Когда молодой летчик услышал звуки солирующего фортепьяно, самолет представился ему музыкальной фразой, материализованной в пространстве. Он улыбнулся этой мысли, а потом увидел всю картину — серебристая машина в ночи, полной звезд и ледяных игл, языки пламени из турбин и отсветы навигационных огней на плоскостях. Он еще улыбался, когда звуки фортепьяно больно ударили по сердцу: он узнал музыку.
Летчик открыл глаза. Перед ним мягкими толчками ходил штурвал.
Тот самый концерт. Концерт, который они слушали вместе. Кончено. Он сказал себе это и постарался сразу все забыть. Он не хотел больше думать о ней.

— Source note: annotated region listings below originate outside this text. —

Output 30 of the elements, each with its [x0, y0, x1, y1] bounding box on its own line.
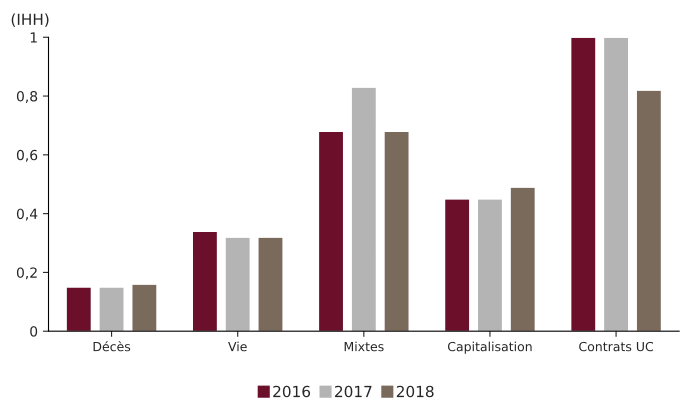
y-tick-label: 0,6 [16, 150, 38, 162]
y-tick-label: 0 [30, 326, 38, 337]
bar [131, 283, 158, 332]
bar [383, 130, 410, 332]
bar [476, 198, 504, 332]
y-tick-label: 0,2 [16, 267, 37, 280]
legend-label: 2016 [273, 386, 310, 398]
bar [636, 89, 662, 332]
bar [602, 37, 630, 332]
legend-label: 2017 [335, 386, 372, 398]
y-tick-label: 0,4 [16, 208, 38, 221]
bar [98, 286, 125, 332]
bar [65, 286, 92, 332]
y-tick-label: 1 [30, 32, 37, 43]
x-tick-label: Vie [228, 342, 247, 352]
bar [192, 230, 218, 332]
y-axis-title: (IHH) [12, 13, 48, 27]
x-tick-label: Capitalisation [448, 342, 532, 354]
y-tick-label: 0,8 [16, 91, 38, 103]
x-tick-label: Contrats UC [579, 342, 654, 352]
x-tick-label: Mixtes [344, 342, 384, 352]
bar [509, 186, 536, 332]
bar [444, 198, 470, 332]
bar [570, 37, 597, 332]
bar [318, 130, 344, 332]
bar [350, 86, 378, 332]
bar [257, 236, 284, 332]
bar [224, 236, 252, 332]
x-tick-label: Décès [94, 341, 130, 352]
legend-label: 2018 [396, 386, 434, 398]
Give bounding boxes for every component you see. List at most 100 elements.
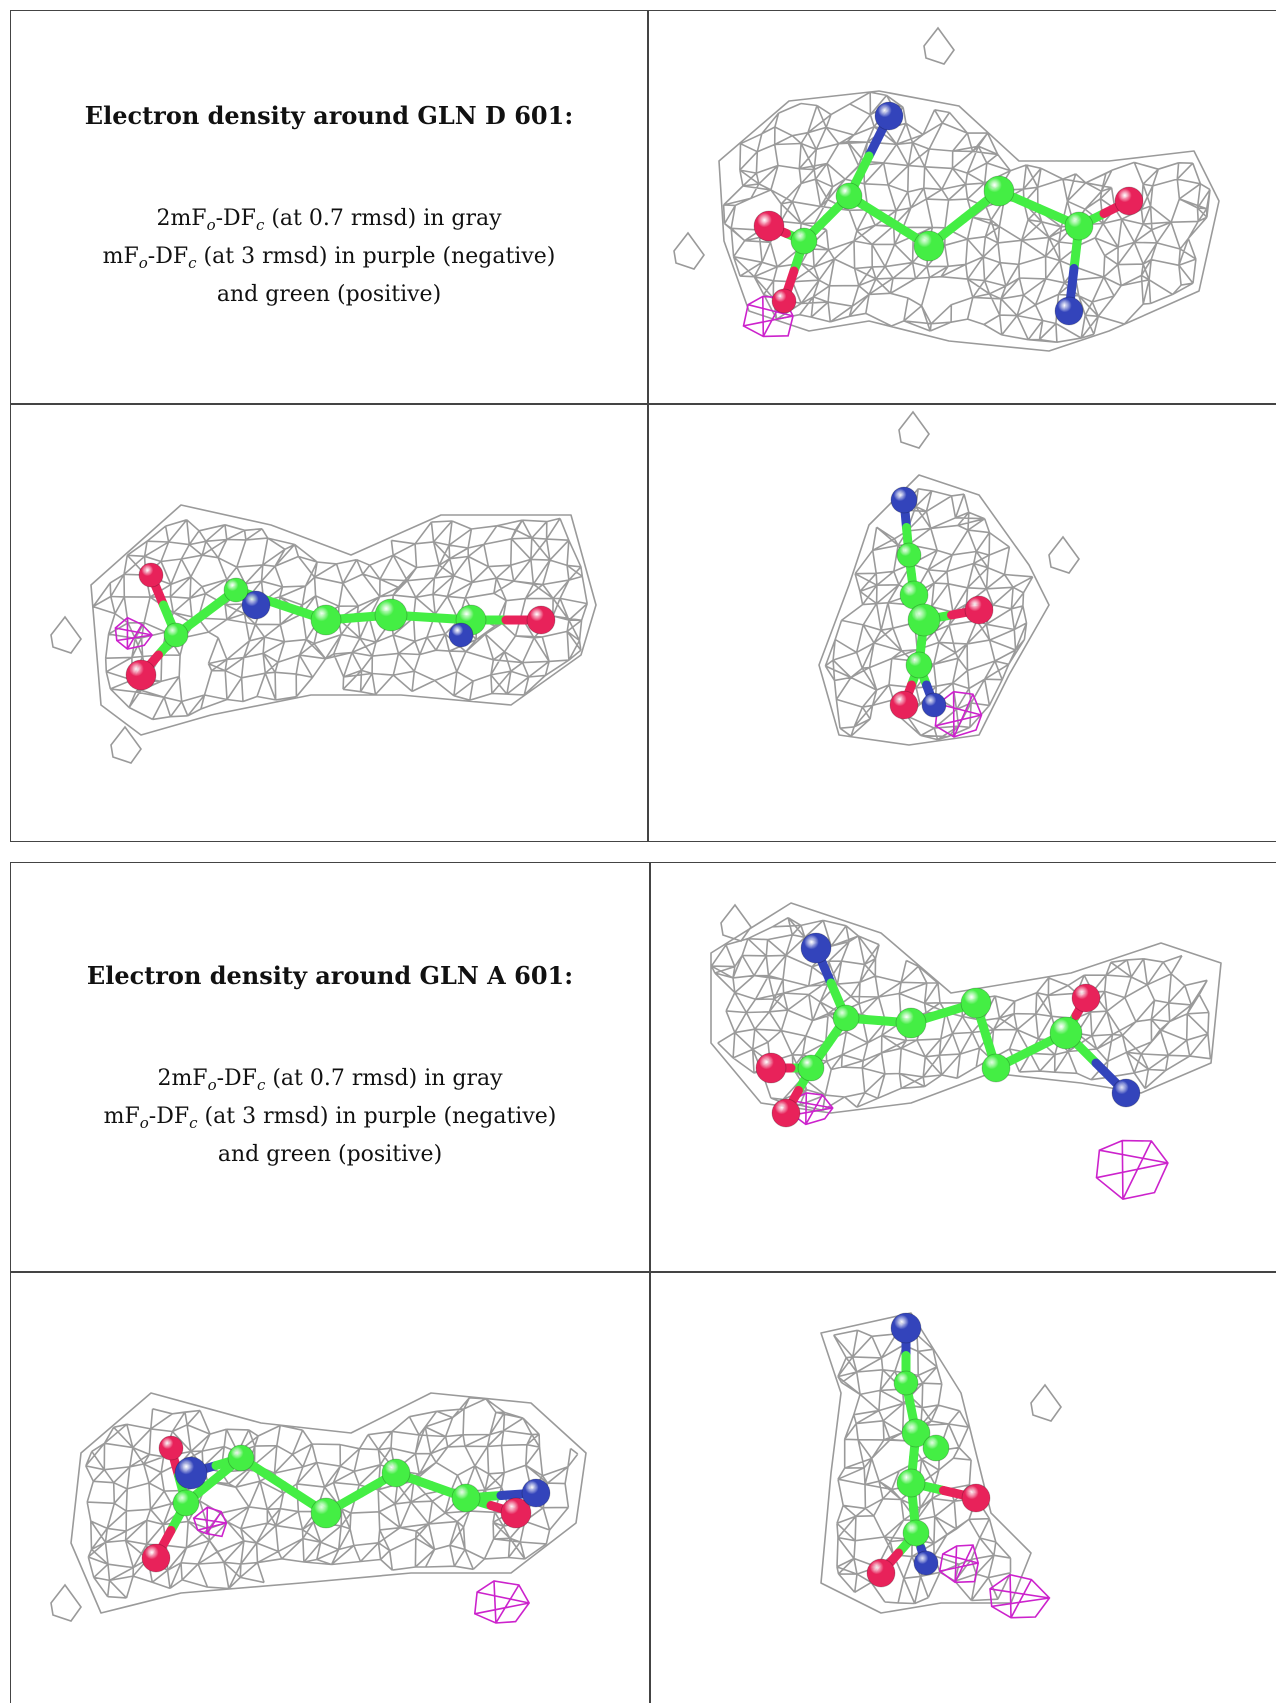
- carbon-atom: [905, 651, 933, 679]
- panel-heading: Electron density around GLN D 601:: [84, 100, 574, 130]
- mesh-fragment: [923, 26, 955, 65]
- carbon-atom: [374, 598, 408, 632]
- oxygen-atom: [889, 690, 919, 720]
- nitrogen-atom: [1111, 1078, 1141, 1108]
- nitrogen-atom: [890, 1312, 922, 1344]
- nitrogen-atom: [874, 101, 904, 131]
- density-view-side: [11, 405, 647, 843]
- carbon-atom: [797, 1054, 825, 1082]
- carbon-atom: [790, 227, 818, 255]
- legend-fofc: mFo-DFc (at 3 rmsd) in purple (negative): [102, 243, 556, 272]
- carbon-atom: [1064, 211, 1094, 241]
- carbon-atom: [451, 1483, 481, 1513]
- mesh-fragment: [110, 725, 142, 764]
- carbon-atom: [381, 1458, 411, 1488]
- row-divider: [11, 403, 1276, 405]
- carbon-atom: [896, 1468, 926, 1498]
- negative-density: [742, 295, 794, 338]
- carbon-atom: [922, 1434, 950, 1462]
- negative-density: [938, 1544, 980, 1584]
- carbon-atom: [310, 1497, 342, 1529]
- oxygen-atom: [753, 210, 785, 242]
- legend-2fofc: 2mFo-DFc (at 0.7 rmsd) in gray: [157, 1065, 503, 1094]
- oxygen-atom: [755, 1052, 787, 1084]
- column-divider: [649, 863, 651, 1703]
- oxygen-atom: [158, 1435, 184, 1461]
- nitrogen-atom: [241, 590, 271, 620]
- negative-density: [114, 616, 154, 650]
- carbon-atom: [895, 1007, 927, 1039]
- carbon-atom: [893, 1370, 919, 1396]
- negative-density: [1095, 1139, 1169, 1200]
- density-image-top: [710, 902, 1222, 1200]
- panel-heading: Electron density around GLN A 601:: [86, 960, 574, 990]
- nitrogen-atom: [890, 486, 918, 514]
- density-image-top: [673, 26, 1220, 352]
- carbon-atom: [913, 230, 945, 262]
- column-divider: [647, 11, 649, 841]
- mesh-fragment: [673, 231, 705, 270]
- mesh-2fofc: [90, 504, 597, 736]
- legend-fofc-positive: and green (positive): [217, 1141, 443, 1167]
- density-view-side: [11, 1273, 649, 1704]
- density-view-end: [651, 1273, 1276, 1704]
- carbon-atom: [227, 1444, 255, 1472]
- carbon-atom: [981, 1053, 1011, 1083]
- oxygen-atom: [138, 562, 164, 588]
- oxygen-atom: [771, 288, 797, 314]
- carbon-atom: [223, 577, 249, 603]
- nitrogen-atom: [448, 622, 474, 648]
- oxygen-atom: [500, 1497, 532, 1529]
- legend-fofc: mFo-DFc (at 3 rmsd) in purple (negative): [103, 1103, 557, 1132]
- density-view-top: [651, 863, 1276, 1271]
- negative-density: [989, 1573, 1051, 1619]
- oxygen-atom: [771, 1098, 801, 1128]
- oxygen-atom: [961, 1483, 991, 1513]
- mesh-fragment: [720, 903, 752, 942]
- carbon-atom: [835, 182, 863, 210]
- oxygen-atom: [866, 1558, 896, 1588]
- row-divider: [11, 1271, 1276, 1273]
- oxygen-atom: [1071, 983, 1101, 1013]
- carbon-atom: [896, 542, 922, 568]
- negative-density: [473, 1580, 531, 1624]
- carbon-atom: [172, 1489, 200, 1517]
- figure-block-gln-d-601: Electron density around GLN D 601: 2mFo-…: [10, 10, 1276, 842]
- carbon-atom: [902, 1519, 930, 1547]
- mesh-fragment: [50, 1583, 82, 1622]
- legend-fofc-positive: and green (positive): [216, 281, 442, 307]
- oxygen-atom: [125, 659, 157, 691]
- caption-cell: Electron density around GLN A 601: 2mFo-…: [11, 863, 649, 1271]
- negative-density: [192, 1506, 228, 1538]
- nitrogen-atom: [913, 1550, 939, 1576]
- oxygen-atom: [1114, 186, 1144, 216]
- oxygen-atom: [141, 1543, 171, 1573]
- carbon-atom: [1049, 1016, 1083, 1050]
- carbon-atom: [983, 175, 1015, 207]
- mesh-fragment: [1048, 535, 1080, 574]
- mesh-2fofc: [718, 90, 1220, 352]
- carbon-atom: [832, 1004, 860, 1032]
- carbon-atom: [310, 604, 342, 636]
- density-view-end: [649, 405, 1276, 843]
- mesh-fragment: [1030, 1383, 1062, 1422]
- carbon-atom: [901, 1418, 931, 1448]
- nitrogen-atom: [1054, 296, 1084, 326]
- mesh-fragment: [898, 410, 930, 449]
- oxygen-atom: [526, 605, 556, 635]
- mesh-fragment: [50, 615, 82, 654]
- nitrogen-atom: [174, 1456, 208, 1490]
- nitrogen-atom: [921, 692, 947, 718]
- density-image-side: [50, 1392, 587, 1624]
- carbon-atom: [960, 987, 992, 1019]
- caption-cell: Electron density around GLN D 601: 2mFo-…: [11, 11, 647, 403]
- carbon-atom: [907, 603, 941, 637]
- nitrogen-atom: [521, 1478, 551, 1508]
- carbon-atom: [163, 622, 189, 648]
- figure-block-gln-a-601: Electron density around GLN A 601: 2mFo-…: [10, 862, 1276, 1703]
- nitrogen-atom: [800, 932, 832, 964]
- density-image-end: [820, 1312, 1062, 1619]
- legend-2fofc: 2mFo-DFc (at 0.7 rmsd) in gray: [156, 205, 502, 234]
- oxygen-atom: [964, 595, 994, 625]
- density-image-end: [818, 410, 1080, 746]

Он говорил «кончено», а прошлое звучало, мелькало, проносилось перед ним, и он снова с мучительной остротой ощущал все, что ему довелось пережить в ее комнате, и снова видел белые стены домов, слышал звон трамваев, чувствовал запах пыли и битого кирпича, вязкую духоту летнего полдня. Он не хотел никаких воспоминаний, но, разбуженные музыкой, они бились в нем, живые, горячие. А ему не это надо было. Он должен все забыть, чтобы больше не отчаиваться, не тосковать, не ворошить обид, не ждать, не надеяться. Кончено. Ему это надо было понять еще тогда, в ее пустой комнате, но он не хотел понимать.
Впервые он слушал этот концерт вместе с ней. «Ты романтик, — сказала она. — Тебе понравится». Он все запомнил: ее с бледным лицом, красный бархат кресел, свинцовый блеск органных труб, даже цифры гардеробного номерка. В антракте они пили холодный вишневый сок. Его приносили в запотевших стеклянных кувшинах. В фойе к ним подошли трое нарядных ребят. «Знакомься, — сказала она. — Мои друзья». Молодые люди приветливо раскланялись и быстро заговорили с ней про штрихи фразировки и оркестровые линии. Впечатление было такое, словно они продолжают давно начатый разговор.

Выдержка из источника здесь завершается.